Ridgewood is a suburb of Uckfield in South East England.

Ridgewood is a village on the south of the Town of Uckfield in the South East of England. It is inland between the seaside towns of Eastbourne (20 miles) and Brighton (17 miles) and approximately 6 miles from the Ashdown Forest. The village which has the Uckfield Millennium Green; an area of 22 acres of countryside with an all-weather tree-lined path. The area used to provide the clay for the adjacent Sussex Pottery works, owned by Benjamin Wares which operated until 1970 producing bricks, tiles and other terracotta products. The history of the brickworks is commemorated in the names of the nearby Wares Road and The Potteries. Walking around the Uckfield Millennium Green a deep quarry can still be seen where clay was dug in the 20th century and brought by narrow gauge train up to the brickworks in what is now the Ridgewood Factory Estate.

In 2016, the population was 3680 making up approximately 24% of the Uckfield population of 15157.
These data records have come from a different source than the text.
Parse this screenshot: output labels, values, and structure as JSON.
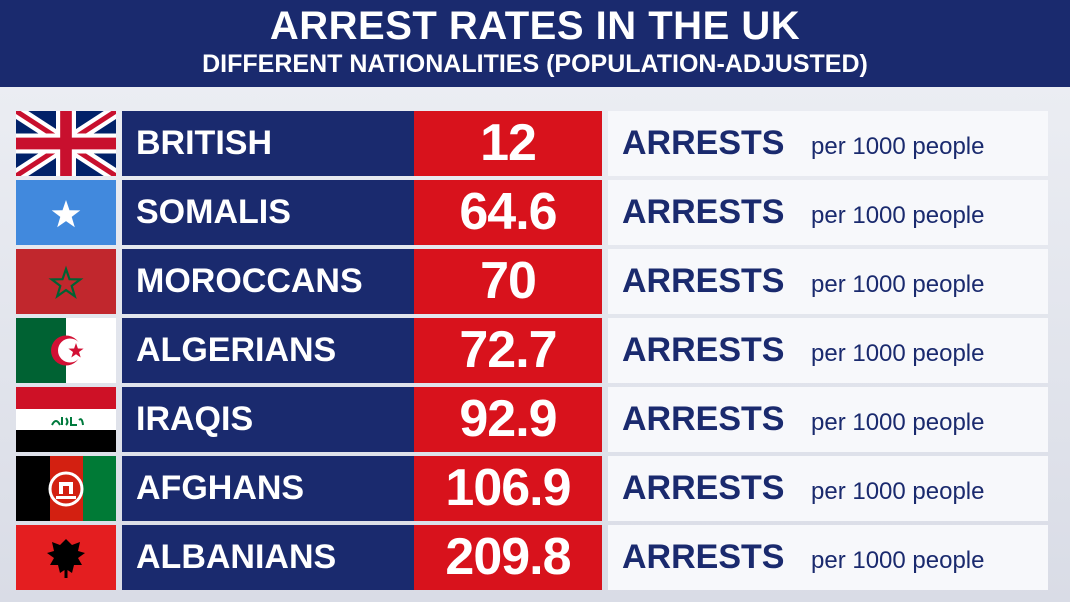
{
  "title": "ARREST RATES IN THE UK",
  "subtitle": "DIFFERENT NATIONALITIES (POPULATION-ADJUSTED)",
  "unit_main": "ARRESTS",
  "unit_sub": "per 1000 people",
  "colors": {
    "header": "#1a2a6e",
    "name_cell": "#1a2a6e",
    "value_cell": "#d8121c",
    "unit_cell": "#f7f8fb"
  },
  "chart_data": {
    "type": "table",
    "title": "ARREST RATES IN THE UK",
    "subtitle": "DIFFERENT NATIONALITIES (POPULATION-ADJUSTED)",
    "categories": [
      "BRITISH",
      "SOMALIS",
      "MOROCCANS",
      "ALGERIANS",
      "IRAQIS",
      "AFGHANS",
      "ALBANIANS"
    ],
    "values": [
      "12",
      "64.6",
      "70",
      "72.7",
      "92.9",
      "106.9",
      "209.8"
    ],
    "flags": [
      "uk-flag-icon",
      "somalia-flag-icon",
      "morocco-flag-icon",
      "algeria-flag-icon",
      "iraq-flag-icon",
      "afghanistan-flag-icon",
      "albania-flag-icon"
    ]
  }
}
Ridgewood is not a parish as it has no church but is a voting ward. It has one nursing home, (Copper Beech house (Bupa), It has two care centres for the disabled - The New Inn and Copper Beech Nursing Home. It has a Post Office (with adjoining shop) and two bus routes passing through it to Eastbourne via Hailsham and Brighton via Lewes to the south, and Uckfield, Crowborough and Tunbridge Wells to the North. There is one pub in the village - The Brickmakers Arms, and the Ridgewood Village Hall  which is used by community groups for events as well as polling. Adjacent to the hall is the recreation ground which is a green space adjoined by the Millennium Green, a children's play area and local allotments. The recreation ground and Village hall play host to Christmas and Summer fayres, a November firework display, Easter Bunny Hunts, Quiz nights, and Bingo afternoons.